On our way home, what should have been a three hour drive took about five hours. We had to stop constantly for toilet breaks, shopping, and visiting friends. We stopped at least 10 times. Also the teachers were in somewhat of a celebratory mood since we were closing the next day for holidays. Some were drinking and we had loud music playing in the taxi. Of course everyone had to dance and sing along. Although I’d felt alright in the morning, I started feeling very sick again during that drive.

After resting for a few hours at home, we went to Maseru Sun hotel to the buffet to celebrate for Ntate Moorosi’s birthday. It was a great evening—we had a lot of fun eating, talking, and singing happy birthday. It was funny because we saw a waiter bringing a cake so we started singing happy birthday, but then the guy walked right passed us and gave the cake to another table. It was kind of embarrassing, but funny. Then another cake was brought to us just after.

On Thursday I had a really interesting day at work. I was feeling worse than I did on Wednesday, but I had already planned to teach a personal finance class to the staff. It was a really good class; I enjoyed teaching and I think the staff really appreciated my help. Some of them were very new to using a computer, but at least they have access to the computer teacher if they need help.

After lunch we had a meeting to review the employee contracts. It was difficult for many reasons—first of all, I don’t know the employment laws in Lesotho; second, I have no experience with contracts; third, there are five different versions between the different employees and two are working without any sort of contractual agreement. I am going to see what I can do to work on that situation.

Friday I was feeling even worse, almost as bad as I first had on Tuesday, so I didn’t go to work. I watched cartoons with the kids and slept. I also watched the inauguration ceremony for the new Prime Minister. This is the first peaceful change of government since Lesotho’s independence in 1966. Now today I have done nothing but send this email. At least today I am feeling a little better. Being sick changes everything; it has helped me appreciate how well I usually feel.

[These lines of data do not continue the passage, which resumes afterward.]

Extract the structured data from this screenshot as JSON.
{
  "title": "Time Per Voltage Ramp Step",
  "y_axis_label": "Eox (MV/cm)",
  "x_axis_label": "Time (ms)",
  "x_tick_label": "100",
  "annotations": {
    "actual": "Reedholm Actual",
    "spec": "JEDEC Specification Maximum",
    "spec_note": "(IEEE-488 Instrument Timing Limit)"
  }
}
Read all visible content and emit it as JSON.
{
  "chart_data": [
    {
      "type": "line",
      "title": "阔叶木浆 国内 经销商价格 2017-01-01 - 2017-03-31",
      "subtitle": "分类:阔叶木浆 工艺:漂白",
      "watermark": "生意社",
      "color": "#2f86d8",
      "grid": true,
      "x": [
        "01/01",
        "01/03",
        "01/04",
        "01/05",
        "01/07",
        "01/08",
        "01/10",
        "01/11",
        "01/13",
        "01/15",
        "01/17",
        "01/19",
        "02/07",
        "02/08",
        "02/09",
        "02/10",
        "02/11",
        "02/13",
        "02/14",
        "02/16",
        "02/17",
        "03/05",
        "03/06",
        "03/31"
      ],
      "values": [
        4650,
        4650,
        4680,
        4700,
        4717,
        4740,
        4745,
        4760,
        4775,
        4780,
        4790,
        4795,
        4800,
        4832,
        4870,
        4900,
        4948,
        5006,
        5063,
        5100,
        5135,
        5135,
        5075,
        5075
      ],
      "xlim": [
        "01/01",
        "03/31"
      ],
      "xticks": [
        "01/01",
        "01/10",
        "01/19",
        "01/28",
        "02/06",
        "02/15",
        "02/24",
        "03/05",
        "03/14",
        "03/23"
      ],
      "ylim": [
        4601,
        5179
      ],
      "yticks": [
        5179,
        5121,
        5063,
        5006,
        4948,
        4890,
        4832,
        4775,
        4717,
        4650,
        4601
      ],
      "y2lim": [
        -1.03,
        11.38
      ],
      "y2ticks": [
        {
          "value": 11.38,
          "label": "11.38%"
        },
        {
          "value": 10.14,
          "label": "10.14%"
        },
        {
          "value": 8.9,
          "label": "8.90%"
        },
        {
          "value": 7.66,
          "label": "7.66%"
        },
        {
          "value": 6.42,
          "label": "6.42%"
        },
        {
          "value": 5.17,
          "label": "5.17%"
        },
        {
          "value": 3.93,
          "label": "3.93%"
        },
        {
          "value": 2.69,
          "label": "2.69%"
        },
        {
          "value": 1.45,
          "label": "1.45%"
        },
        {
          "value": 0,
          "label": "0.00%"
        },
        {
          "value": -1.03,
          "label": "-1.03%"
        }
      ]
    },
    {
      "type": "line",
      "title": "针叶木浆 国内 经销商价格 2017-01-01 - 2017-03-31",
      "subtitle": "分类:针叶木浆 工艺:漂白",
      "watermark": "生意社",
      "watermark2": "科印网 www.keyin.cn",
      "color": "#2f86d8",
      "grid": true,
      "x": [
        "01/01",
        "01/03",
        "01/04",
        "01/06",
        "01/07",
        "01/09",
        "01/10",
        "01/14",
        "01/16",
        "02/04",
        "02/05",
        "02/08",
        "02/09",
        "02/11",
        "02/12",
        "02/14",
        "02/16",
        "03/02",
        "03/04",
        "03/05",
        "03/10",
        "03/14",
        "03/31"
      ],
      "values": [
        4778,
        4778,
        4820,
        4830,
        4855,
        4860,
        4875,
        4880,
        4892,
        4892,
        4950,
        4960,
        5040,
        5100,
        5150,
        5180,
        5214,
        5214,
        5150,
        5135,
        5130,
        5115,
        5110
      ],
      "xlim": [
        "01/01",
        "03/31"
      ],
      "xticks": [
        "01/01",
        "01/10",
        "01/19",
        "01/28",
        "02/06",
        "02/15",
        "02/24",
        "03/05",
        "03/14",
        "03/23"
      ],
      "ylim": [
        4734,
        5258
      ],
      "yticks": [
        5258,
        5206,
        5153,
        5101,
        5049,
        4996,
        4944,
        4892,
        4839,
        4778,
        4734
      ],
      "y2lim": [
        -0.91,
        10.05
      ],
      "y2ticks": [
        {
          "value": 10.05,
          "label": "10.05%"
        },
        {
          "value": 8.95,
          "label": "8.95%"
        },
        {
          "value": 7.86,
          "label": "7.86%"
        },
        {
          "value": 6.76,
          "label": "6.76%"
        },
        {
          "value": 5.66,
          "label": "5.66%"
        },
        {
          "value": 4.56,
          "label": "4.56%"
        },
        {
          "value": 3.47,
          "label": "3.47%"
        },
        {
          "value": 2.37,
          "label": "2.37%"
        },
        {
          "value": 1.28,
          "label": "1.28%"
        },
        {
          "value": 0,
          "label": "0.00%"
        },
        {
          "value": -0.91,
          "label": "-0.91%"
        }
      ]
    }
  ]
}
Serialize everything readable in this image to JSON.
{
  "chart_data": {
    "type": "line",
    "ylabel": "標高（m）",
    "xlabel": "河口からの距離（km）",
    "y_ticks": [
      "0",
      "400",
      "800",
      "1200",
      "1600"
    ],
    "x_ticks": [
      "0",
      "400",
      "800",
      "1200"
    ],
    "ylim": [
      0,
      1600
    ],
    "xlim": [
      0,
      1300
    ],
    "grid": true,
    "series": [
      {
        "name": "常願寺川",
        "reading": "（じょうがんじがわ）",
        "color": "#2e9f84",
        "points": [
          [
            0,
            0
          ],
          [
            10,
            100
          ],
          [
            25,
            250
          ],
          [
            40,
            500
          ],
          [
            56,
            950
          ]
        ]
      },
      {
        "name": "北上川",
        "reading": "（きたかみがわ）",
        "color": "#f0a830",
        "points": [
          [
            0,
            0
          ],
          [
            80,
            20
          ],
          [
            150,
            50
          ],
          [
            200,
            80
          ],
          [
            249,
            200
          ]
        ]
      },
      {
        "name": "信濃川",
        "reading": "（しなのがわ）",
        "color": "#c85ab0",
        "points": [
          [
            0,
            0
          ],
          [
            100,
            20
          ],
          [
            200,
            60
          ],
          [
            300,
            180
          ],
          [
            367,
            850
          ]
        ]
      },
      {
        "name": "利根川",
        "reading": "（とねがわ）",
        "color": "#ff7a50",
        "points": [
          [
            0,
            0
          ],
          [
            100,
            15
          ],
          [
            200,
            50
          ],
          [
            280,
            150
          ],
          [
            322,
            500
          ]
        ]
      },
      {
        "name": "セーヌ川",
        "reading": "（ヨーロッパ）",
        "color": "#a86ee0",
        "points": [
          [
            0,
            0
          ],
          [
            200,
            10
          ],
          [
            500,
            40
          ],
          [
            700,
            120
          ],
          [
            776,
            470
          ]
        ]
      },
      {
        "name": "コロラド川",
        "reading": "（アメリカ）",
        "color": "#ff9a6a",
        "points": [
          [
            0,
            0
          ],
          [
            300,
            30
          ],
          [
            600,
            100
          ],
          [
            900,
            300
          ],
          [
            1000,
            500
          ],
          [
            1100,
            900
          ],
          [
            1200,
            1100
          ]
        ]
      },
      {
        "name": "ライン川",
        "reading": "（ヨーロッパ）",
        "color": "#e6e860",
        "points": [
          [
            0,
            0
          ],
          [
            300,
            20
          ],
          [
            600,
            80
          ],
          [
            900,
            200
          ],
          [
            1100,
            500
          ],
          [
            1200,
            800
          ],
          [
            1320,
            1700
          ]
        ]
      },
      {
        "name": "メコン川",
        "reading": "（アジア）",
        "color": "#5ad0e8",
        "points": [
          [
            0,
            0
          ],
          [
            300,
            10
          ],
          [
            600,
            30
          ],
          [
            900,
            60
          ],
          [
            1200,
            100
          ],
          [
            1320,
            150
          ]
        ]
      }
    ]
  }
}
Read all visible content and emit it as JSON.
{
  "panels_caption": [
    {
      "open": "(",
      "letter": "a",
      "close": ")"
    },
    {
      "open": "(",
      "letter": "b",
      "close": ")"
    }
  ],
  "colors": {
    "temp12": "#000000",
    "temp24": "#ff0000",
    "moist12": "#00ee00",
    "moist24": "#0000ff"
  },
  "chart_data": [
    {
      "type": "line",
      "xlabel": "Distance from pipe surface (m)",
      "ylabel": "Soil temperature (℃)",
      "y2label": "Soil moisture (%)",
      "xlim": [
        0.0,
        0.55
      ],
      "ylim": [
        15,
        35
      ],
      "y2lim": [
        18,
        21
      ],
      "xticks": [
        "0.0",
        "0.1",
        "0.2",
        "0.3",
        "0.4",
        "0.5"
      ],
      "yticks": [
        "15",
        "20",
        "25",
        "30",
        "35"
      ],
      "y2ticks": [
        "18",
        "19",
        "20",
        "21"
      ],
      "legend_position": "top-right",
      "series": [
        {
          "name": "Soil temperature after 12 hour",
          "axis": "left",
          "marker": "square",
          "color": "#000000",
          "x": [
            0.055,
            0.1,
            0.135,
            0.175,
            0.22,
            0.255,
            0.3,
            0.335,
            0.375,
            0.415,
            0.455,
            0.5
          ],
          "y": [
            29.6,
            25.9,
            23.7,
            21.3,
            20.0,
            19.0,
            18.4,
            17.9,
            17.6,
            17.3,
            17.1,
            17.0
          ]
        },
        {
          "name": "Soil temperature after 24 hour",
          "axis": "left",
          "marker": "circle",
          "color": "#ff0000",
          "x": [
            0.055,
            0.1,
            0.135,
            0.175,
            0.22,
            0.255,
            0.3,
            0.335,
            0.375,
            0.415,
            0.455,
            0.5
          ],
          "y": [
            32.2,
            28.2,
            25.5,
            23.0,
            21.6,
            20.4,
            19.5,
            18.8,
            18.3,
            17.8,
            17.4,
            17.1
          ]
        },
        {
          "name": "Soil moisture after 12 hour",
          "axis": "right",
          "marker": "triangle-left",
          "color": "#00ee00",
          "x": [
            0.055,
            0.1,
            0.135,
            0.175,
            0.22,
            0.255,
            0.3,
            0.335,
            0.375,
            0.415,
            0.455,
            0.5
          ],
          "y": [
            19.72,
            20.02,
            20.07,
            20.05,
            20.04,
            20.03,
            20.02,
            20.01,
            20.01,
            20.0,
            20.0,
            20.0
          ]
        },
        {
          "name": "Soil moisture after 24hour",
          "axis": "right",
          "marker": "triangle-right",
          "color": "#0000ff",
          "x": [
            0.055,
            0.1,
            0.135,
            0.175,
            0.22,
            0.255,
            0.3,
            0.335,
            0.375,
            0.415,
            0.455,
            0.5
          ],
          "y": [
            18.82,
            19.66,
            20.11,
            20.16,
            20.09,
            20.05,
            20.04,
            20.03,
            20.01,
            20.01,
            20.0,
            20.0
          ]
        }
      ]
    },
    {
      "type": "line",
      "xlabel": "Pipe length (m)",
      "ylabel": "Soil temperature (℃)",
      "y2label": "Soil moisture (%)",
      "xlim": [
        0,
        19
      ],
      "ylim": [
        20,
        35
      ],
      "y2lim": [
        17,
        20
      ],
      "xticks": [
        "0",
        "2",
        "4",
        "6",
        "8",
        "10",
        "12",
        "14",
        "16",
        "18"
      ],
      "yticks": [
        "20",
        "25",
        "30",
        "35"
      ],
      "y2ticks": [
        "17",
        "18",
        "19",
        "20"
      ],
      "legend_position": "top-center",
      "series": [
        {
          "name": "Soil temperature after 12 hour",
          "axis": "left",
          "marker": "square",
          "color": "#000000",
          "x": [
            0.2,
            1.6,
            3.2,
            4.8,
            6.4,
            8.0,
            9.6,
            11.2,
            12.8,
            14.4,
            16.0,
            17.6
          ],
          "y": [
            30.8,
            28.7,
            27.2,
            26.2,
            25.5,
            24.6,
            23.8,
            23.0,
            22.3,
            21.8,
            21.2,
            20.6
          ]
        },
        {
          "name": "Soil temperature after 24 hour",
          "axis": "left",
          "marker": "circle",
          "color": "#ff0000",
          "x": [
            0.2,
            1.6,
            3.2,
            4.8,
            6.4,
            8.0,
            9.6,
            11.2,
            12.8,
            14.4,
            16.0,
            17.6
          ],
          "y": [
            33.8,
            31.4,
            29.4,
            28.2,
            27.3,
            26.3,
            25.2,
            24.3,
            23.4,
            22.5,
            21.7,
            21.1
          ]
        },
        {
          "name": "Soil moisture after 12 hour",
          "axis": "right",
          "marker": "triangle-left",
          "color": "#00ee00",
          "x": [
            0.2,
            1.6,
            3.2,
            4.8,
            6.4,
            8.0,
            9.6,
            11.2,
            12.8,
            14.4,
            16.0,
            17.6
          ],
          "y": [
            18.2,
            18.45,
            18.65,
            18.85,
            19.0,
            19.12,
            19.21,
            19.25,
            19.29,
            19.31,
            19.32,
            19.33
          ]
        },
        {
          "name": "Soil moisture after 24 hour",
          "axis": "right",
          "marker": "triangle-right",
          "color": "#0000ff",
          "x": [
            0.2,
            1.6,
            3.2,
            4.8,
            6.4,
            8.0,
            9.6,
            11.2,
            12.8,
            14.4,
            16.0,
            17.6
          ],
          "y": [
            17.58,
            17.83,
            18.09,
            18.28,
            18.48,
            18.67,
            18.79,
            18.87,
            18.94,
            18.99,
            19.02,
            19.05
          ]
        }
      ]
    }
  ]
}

I hope that everything will be back to normal by Monday.

Though I have been sick the whole week, it has still been eventful and fun. I am still happy. Many adventures await me next week.

Update: So I meant to post this on Saturday, and then Sunday, but on both days the power went out in the whole town. I first thought it had to do with the snow. Apparently not, as the snow was gone by Sunday. I asked Mme and Ntate about it (the power shut off three times Sunday evening) and they said it was maybe an effort by the city to limit people's power usage. It is cold so everyone is using more power than usual. Perhaps it is an effective way to send people to bed and conserve. Also I’m feeling much better today. Good news :)

And now some pictures:

Kholu and her dance partner at the competition

Me with Gayla and Katleho on Sunday

The incarnation of the Holy Ghost according to the IPHC church... I find these stickers everywhere

Katleho’s bad hair day!

Snow on Saturday. Meanwhile I hear its in the hundreds in AZ!

Sala le Molimo,



  1. Snow in Africa! Who would have thought?

  2. what do you know about the incarnation of the holy ghost?

  3. @Tebogo- I believe in an embodied God and in His Son Jesus Christ, also a being with a resurrected body. As for the Holy Ghost, I believe that He is a person of Spirit. This is how He can guide and direct us and dwell in us.